こういったすべての事情は、スターリンが作曲の仕事をまったく理解していなかったことを改めて証明している。もしも彼が、作曲の仕事は何からはじまるかをほんのわずかでも知っていたなら、わたしの言った期限に驚きはしなかっただろう。しかし、ほかのすべての分野と同様、音楽に関してもスターリンがずぶの素人であったのはわかりきっている。オーケストレーションの話をはじめたのは、明らかに、大言壮語を披露したかっただけのことで、人の目をくらましたいと目論んだのだが、それはまったく成功しなかった。
わたしとハチャトゥリャーンは完全に敗北した。あとで、ハチャトゥリャーンがわたしの軽卒を責め、質問に答えるのなら、せめて1ヵ月はかかるとでも言うべきであって、そう言えば、勝利はわたしたちのものになったはずだ、と語っていた。あるいは、ハチャトゥリャーンの言うとおりだったかもしれないが、よくはわからない。いずれにせよ、スターリンは脅迫してきた。

~同上書P456

ショスタコーヴィチにはない機転がハチャトゥリアンにはある。
その分、時代の変遷とともに彼の音楽は虚構臭さが鼻につくようになるのかもしれない。

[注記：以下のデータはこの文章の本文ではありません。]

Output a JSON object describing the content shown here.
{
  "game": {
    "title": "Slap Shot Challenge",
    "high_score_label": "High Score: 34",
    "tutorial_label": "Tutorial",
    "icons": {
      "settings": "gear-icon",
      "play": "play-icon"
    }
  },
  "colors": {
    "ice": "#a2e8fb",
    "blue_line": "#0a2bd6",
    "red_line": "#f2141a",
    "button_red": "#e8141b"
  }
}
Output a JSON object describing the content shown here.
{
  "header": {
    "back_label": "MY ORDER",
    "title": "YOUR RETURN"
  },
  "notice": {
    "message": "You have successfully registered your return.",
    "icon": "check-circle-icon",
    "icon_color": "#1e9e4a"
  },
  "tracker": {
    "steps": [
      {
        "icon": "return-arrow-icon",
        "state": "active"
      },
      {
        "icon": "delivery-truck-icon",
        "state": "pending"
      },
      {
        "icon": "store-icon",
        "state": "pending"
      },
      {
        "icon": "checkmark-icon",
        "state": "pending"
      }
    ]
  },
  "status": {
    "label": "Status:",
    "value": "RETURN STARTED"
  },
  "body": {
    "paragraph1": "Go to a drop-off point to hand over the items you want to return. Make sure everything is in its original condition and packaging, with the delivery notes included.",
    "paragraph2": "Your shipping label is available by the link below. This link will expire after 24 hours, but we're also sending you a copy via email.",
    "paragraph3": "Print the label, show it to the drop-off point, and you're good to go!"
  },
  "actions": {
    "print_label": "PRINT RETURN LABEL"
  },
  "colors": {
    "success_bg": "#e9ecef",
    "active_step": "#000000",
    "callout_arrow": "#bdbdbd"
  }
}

しかしながら、作品そのものの構成、出来は素晴らしく、例えば、終楽章アンダンテ・モッソ―アレグロ・ソステヌート,マエストーソ終結部の、興奮を誘うクライマックスに思わず感動する。
アラム・ハチャトゥリアン自作自演交響曲第2番。

ハチャトゥリアン:
・交響曲第2番ホ短調(1943)
・バレエ音楽「ガイーヌ」組曲(1942)
―剣の舞
―アイシャの目覚めと踊り
―レズギンカ
―ガイーヌのアダージョ
―ゴパック
アラム・ハチャトゥリアン指揮ウィーン・フィルハーモニー管弦楽団(1962.3録音)

第1楽章アンダンテ・マエストーソ冒頭の重戦車のような轟音の発散から凄演。ハチャトゥリアンは創造によって感性を解放するのだ。第2楽章アレグロ・リソルートの歌謡的な旋律が身に沁みる。そして、第3楽章アンダンテ・ソステヌートの、畳み掛けるように囁く音楽に葬送のような哀感を覚えるも、最後は勝利の雄叫びをあげる。なんと官能的な方法よ。それによって人民は見事に魂を鼓舞されるのだ。

「社会主義が成功すれば成功するほど、階級闘争はそれだけ激しくなる」「鉄橋建設には数千人が必要だが、その破壊には数人いれば足りるのだ」—。大粛清の入り口でありピークともなった37年2月の党中央委総会で、独裁者は“粛清の論理”をこうぶち上げた。
産経新聞・斎藤勉「スターリン秘録」(産経新聞社)P321

まるで作り話に思えるが、わずか80年ほど前に実際にあったことなのである。
ソヴィエト社会主義音楽はその時代を確実に包含する。残された作品群はいずれも重要な資料だ。